Intervention de Sylvain Dalla Rosa
au Conseil Municipal du 8 février 2012



Le document du Projet Régional de Santé pour la Champagne-Ardenne qui nous est soumis pour avis comporte plusieurs volets.
Mais avant de donner l’opinion des élus communistes sur ce PRS, permettez-moi un rapide historique. En effet, l’offensive menée contre la santé publique dans notre pays, ne date pas d’aujourd’hui. Ainsi, l’Agence Régionale de Santé qui nous consulte était auparavant une Agence Régionale de l’Hospitalisation.
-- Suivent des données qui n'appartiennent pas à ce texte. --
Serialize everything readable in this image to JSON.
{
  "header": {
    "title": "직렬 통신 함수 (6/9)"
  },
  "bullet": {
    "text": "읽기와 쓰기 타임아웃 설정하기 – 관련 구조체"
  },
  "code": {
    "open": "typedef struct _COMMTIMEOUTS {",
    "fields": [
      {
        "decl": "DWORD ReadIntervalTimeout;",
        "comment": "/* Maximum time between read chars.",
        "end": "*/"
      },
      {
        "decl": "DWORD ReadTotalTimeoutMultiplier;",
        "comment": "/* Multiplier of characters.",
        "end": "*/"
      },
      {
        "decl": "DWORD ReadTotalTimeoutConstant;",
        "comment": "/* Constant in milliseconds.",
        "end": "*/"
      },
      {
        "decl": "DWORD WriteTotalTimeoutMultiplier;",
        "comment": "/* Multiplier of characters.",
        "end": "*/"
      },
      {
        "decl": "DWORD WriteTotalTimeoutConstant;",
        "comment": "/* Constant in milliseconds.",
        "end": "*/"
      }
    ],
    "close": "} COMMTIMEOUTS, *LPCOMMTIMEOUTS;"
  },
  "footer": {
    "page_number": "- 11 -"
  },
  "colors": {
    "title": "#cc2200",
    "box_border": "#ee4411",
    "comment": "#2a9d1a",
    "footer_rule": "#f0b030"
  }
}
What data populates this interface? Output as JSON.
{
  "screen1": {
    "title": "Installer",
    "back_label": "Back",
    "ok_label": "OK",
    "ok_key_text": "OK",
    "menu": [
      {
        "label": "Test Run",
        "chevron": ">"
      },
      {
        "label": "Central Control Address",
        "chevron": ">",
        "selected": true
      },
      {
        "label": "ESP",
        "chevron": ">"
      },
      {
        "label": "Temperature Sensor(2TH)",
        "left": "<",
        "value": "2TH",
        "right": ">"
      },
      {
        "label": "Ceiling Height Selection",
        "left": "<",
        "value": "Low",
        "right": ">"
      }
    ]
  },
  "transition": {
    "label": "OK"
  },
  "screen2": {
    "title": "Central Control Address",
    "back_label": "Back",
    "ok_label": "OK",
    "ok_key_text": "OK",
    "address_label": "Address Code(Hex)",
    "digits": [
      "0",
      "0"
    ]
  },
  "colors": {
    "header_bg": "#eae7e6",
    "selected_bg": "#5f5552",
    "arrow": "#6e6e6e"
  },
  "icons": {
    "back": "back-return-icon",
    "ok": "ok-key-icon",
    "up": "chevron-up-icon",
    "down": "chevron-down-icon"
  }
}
Ce changement d’appellation est loin d’être anecdotique, il recouvre en fait la volonté de chapeauter toute la politique de santé sur les territoires afin de mieux en faire une marchandise.
Mais le point fort de la casse du système de santé dans notre pays aura été le vote, en 2009, de la loi « Hôpital, patients, santé et territoire » qui constitue une véritable remise en cause de la santé publique notamment au sein du secteur hospitalier.
Et le PRS, dont nous débattons, n’est que la concrétisation, dans les faits, de la loi HPST. Il y avait eu auparavant la décision de mettre en place à l’hôpital ce qu’on appelle la tarification à l’activité, la fameuse T2A. Ce dispositif a pour but d’orienter l’activité médicale hospitalière vers ce qui est rentable au détriment des pathologies longues et couteuses.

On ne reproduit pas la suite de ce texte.